Aleksander Podrabinek, a former dissident and author of the book "Punitive Medicine in the Soviet Union," agrees. He told RFE/RL that Budanov's case clearly shows that authorities continue to use psychiatry for their own purposes. "The legal authorities, executive authorities, and the military tried to do everything to save Budanov and to prove he was mentally unsound. That's why they sent him to the Serbskii institute. The main purpose was to prove that he is not mentally competent to stand trial," Podrabinek said.

Podrabinek said the doctor, Tamara Pechernikova, who led the group that examined Budanov has a history of making questionable diagnoses in politically sensitive cases.

He said Pechernikova is the same doctor who in 1968 diagnosed Natalya Gorbanevskaya with schizophrenia. Gorbanevskaya was an activist who protested the Soviet invasion of Czechoslovakia in 1968. She was confined to a psychiatric hospital in Kazan for three years.

Pechernikova was also involved in the questionable evaluations of former dissidents like Vyacheslav Igrunov, Viktor Kuznetsov, Ivan Yakhimovits, Aleksandr Ginsburg, and Podrobinek himself.

Podrabinek said the Serbskii institute introduced only cosmetic reforms after the collapse of communism. These included removing former director Georgii Morozov, although he still keeps an honorary office at the institute.
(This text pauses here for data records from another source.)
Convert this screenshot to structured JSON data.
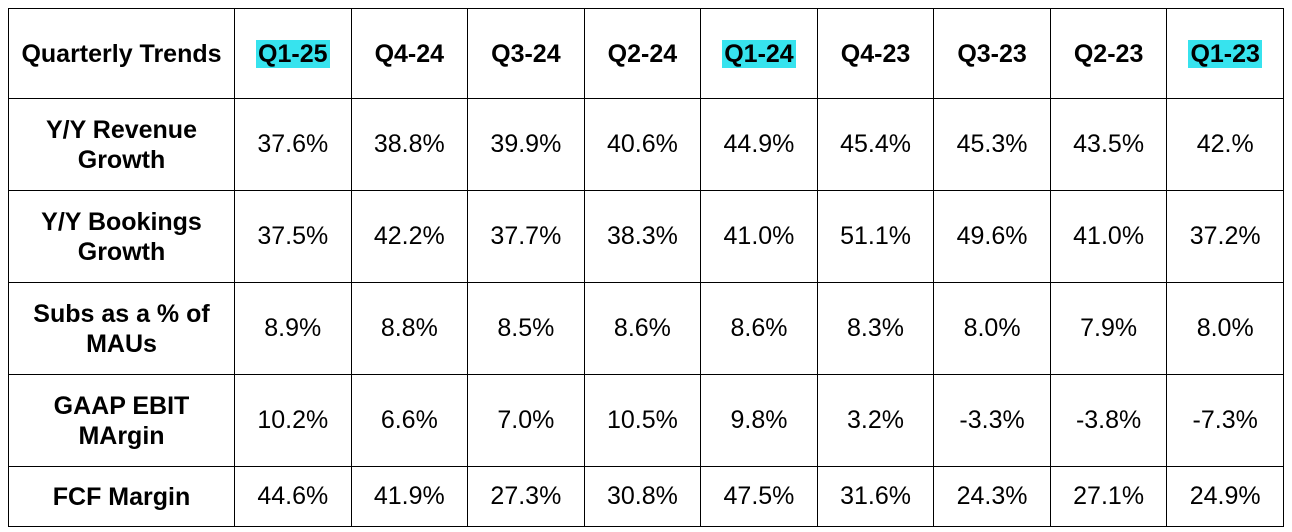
{
  "table": {
    "corner_label": "Quarterly Trends",
    "highlight_color": "#37e3ee",
    "columns": [
      {
        "label": "Q1-25",
        "highlighted": true
      },
      {
        "label": "Q4-24",
        "highlighted": false
      },
      {
        "label": "Q3-24",
        "highlighted": false
      },
      {
        "label": "Q2-24",
        "highlighted": false
      },
      {
        "label": "Q1-24",
        "highlighted": true
      },
      {
        "label": "Q4-23",
        "highlighted": false
      },
      {
        "label": "Q3-23",
        "highlighted": false
      },
      {
        "label": "Q2-23",
        "highlighted": false
      },
      {
        "label": "Q1-23",
        "highlighted": true
      }
    ],
    "rows": [
      {
        "label": "Y/Y Revenue Growth",
        "values": [
          "37.6%",
          "38.8%",
          "39.9%",
          "40.6%",
          "44.9%",
          "45.4%",
          "45.3%",
          "43.5%",
          "42.%"
        ]
      },
      {
        "label": "Y/Y Bookings Growth",
        "values": [
          "37.5%",
          "42.2%",
          "37.7%",
          "38.3%",
          "41.0%",
          "51.1%",
          "49.6%",
          "41.0%",
          "37.2%"
        ]
      },
      {
        "label": "Subs as a % of MAUs",
        "values": [
          "8.9%",
          "8.8%",
          "8.5%",
          "8.6%",
          "8.6%",
          "8.3%",
          "8.0%",
          "7.9%",
          "8.0%"
        ]
      },
      {
        "label": "GAAP EBIT MArgin",
        "values": [
          "10.2%",
          "6.6%",
          "7.0%",
          "10.5%",
          "9.8%",
          "3.2%",
          "-3.3%",
          "-3.8%",
          "-7.3%"
        ]
      },
      {
        "label": "FCF Margin",
        "values": [
          "44.6%",
          "41.9%",
          "27.3%",
          "30.8%",
          "47.5%",
          "31.6%",
          "24.3%",
          "27.1%",
          "24.9%"
        ]
      }
    ]
  }
}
Podrobinek also noted that Boris Shostakovich, a psychiatric expert who helped to confine Soviet dissident Zhores Medvedev, still works at the institute. "If such well-known, notorious figures are still working at the institute, one must admit it is easier for lesser-known specialists who also took part in [Soviet-era] repression to remain there," Podrobinek said.

Yevgenii Makushkin, a deputy director at the Serbskii institute, rejects the view that the institute has played a role in political repression. He told RFE/RL that there is no need to accuse the institute of cooperating with the KGB or of confining Soviet dissidents because the majority of the institute's diagnoses have proved correct. "The percentage of false diagnoses was very small. It is not correct to accuse us of problems that happened in the past," Makushkin said.

Makushkin also defended Pechernikova, saying, "You know, there are not many specialists like Dr. Pechernikova in the world."

Makushkin said the conclusions made by the Serbskii institute in Budanov's case are professional and reflect Budanov's mental condition. He did not comment on the observations of independent psychiatrists led by Savenko.

Savenko said the institute was, and remains, at the service of the authorities and has their strong support. He said the current director of the institute, Tamara Dimitrieva, served as Russian health minister several years ago, remaining the director of the Serbskii institute at the same time.